CHAPTER EIGHT

60 3 0
                                    

Louis' point of view

Darah mengalir deras dimana-mana. Tanganku penuh dengan darah itu. Mimpi! Tapi ini terlalu nyata untuk dikatakan mimpi. Air mata pun tak dapat berbohong, ia mengalir tak kalah deras dengan darah dari tubuhnya.

Adikku, gadis kesayanganku, Qamillia Evans. Kini berbaring lemas tak sadarkan diri di tengah jalan raya. Darah disekelilingnya berhasil membuat dress silver itu berubah warna. Cath terus menjerit histeris melihat kondisi sahabatnya, menggoyangkan tangannya dan terus memanggil namanya. Paman yang terus bertahan tegar menelepon ambulans tetap tidak dapat menahan air matanya. Pengendara asing berhenti di sekitar kami. Kacau, sesak, takut, marah. Emosiku sungguh tak terkendali.

Pukul 08.45 ambulans datang. Petugas dengan gesit membawa Mila ke dalam mobil. Aku terus memegang tangannya. Berusaha tenang walau sebenarnya aku tak bisa.

"Semua akan baik-baik saja, Mila" suaraku bergetar.

Everbee Hospital

Mila segera dilarikan menuju Emergency Room. Namun, aku tercegat oleh suster pengawas. "Kondisi darurat, pihak rumah sakit akan mengurus " begitu katanya. Ingin rasanya memberontak dan menembus pintu itu, tapi aku percaya dokter akan menjaga Mila di dalam. Aku berpasrah. Di balik ketakutan ini, paman dan Cath sibuk mencari sang pelaku tabrak lari tersebut. Aku terlalu lemas untuk bergabung dengan mereka, aku terlalu takut.

Pandanganku kosong, menunggu kabar dalam keadaan seperti ini bukanlah hal yang mengasyikan. Semakin gelisah setiap bertambahnya menit. Duduk tanpa nyawa kurasa. Entah, semuanya terasa kosong. Pikiranku kabur, hatiku hampa. Mila adalah segalanya untukku dan aku tidak ingin kehilangannya.

Pintu Emergency Room terbuka setelah beberapa jam. Dokter dengan piluh di wajahnya keluar.

"Kamu pihak keluarganya?"

"Iya, saya kakak kandungnya. Bagaimana keadaan adik saya?" aku menjawab sekuat tenaga. Menyiapkan diri atas segala jawaban yang mungkin ada walau sebenarnya aku tak siap. Sedikit harapan yang aku miliki untuk mendengar ia baik-baik saja.

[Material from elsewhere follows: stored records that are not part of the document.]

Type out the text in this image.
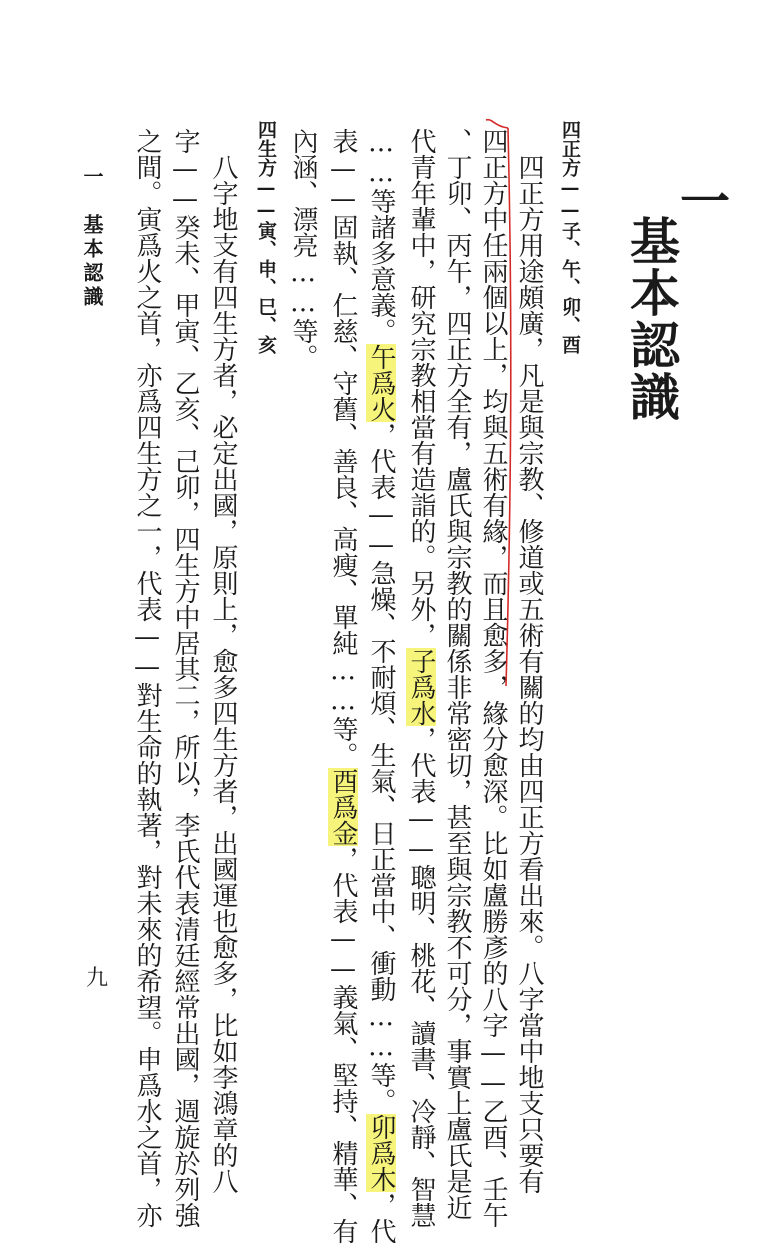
一
基本認識
四正方——子、午、卯、酉
　四正方用途頗廣，凡是與宗教、修道或五術有關的均由四正方看出來。八字當中地支只要有
四正方中任兩個以上，均與五術有緣，而且愈多，緣分愈深。比如盧勝彥的八字——乙酉、壬午
、丁卯、丙午，四正方全有，盧氏與宗教的關係非常密切，甚至與宗教不可分，事實上盧氏是近
代青年輩中，研究宗教相當有造詣的。另外，子爲水，代表——聰明、桃花、讀書、冷靜、智慧
……等諸多意義。午爲火，代表——急燥、不耐煩、生氣、日正當中、衝動……等。卯爲木，代
表——固執、仁慈、守舊、善良、高瘦、單純……等。酉爲金，代表——義氣、堅持、精華、有
內涵、漂亮……等。
四生方——寅、申、巳、亥
　八字地支有四生方者，必定出國，原則上，愈多四生方者，出國運也愈多，比如李鴻章的八
字——癸未、甲寅、乙亥、己卯，四生方中居其二，所以，李氏代表清廷經常出國，週旋於列強
之間。寅爲火之首，亦爲四生方之一，代表——對生命的執著，對未來的希望。申爲水之首，亦
一　基本認識
九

"Tenanglah. Adikmu sangat kuat menahan segala rasa sakit, mungkin pasien lain sudah tidak tertolong. Ini merupakan suatu mujizat"

Sedikit senyum bersyukur terukir di wajahku, akhirnya aku dapat menarik udara baru.

"Luka yang diakibatkan tabrakan cukup fatal. Adik mu koma. Terjadi banyak pendarahan, tulang punggung dan kakinya patah. Adikmu sangat kekurangan darah dan kami membutuhkan darah dari pihak keluarga Anda sekitar dua labu" lanjut dokter menjelaskan. Aku tanpa berpanjang-panjang langsung menyerahkan diri menyumbangkan darah. Dokter menyetujuinya dan kami langsung beranjak menuju ruang pengambilan darah.

Aku duduk terdiam di atas ranjang rumah sakit ini, mencoba untuk menenangkan pikiranku. Sampai akhirnya perawat pun datang dengan membawa nampan yang berisikan sebuah jarum suntik yang tentunya tidak kecil beserta selang, alcohol, kapas dua buah kantung darah, dan tempat untuk membekukan darah.

Perawat itu menyiapkan segala yang dibutuhkan, lalu dengan sopan meminta lenganku. Setelah memastikan aku mengizinkannya, ia mulai dengan mengusap lenganku menggunakan alkohol lalu mencari letak pembuluh darah dan dengan segala tindakan akhirnya darah itu keluar, mulai memasuki kantung darah. Aku memejamkan mata. Wajah Mila yang tergambar disegala bayanganku. Gadis yang selalu terlihat kuat, tersenyum seperti tak ada beban walau sebenarnya aku tahu jelas beban yang ia rasakan. Gadis yang tangguh meskipun ia merasa lemah. Aku tak tahu apa yang akan terjadi jika tidak Mila disampingku. Pikiranku semakin kacau.

Akhirnya selama empat jam lebih kantung darah ini terisi penuh. Aku pergi meninggalkan ruangan setelah perawat memastikan semua sudah selesai. Aku bergegas menemui paman dan Cath yang masih setia menunggu di ruang tunggu itu.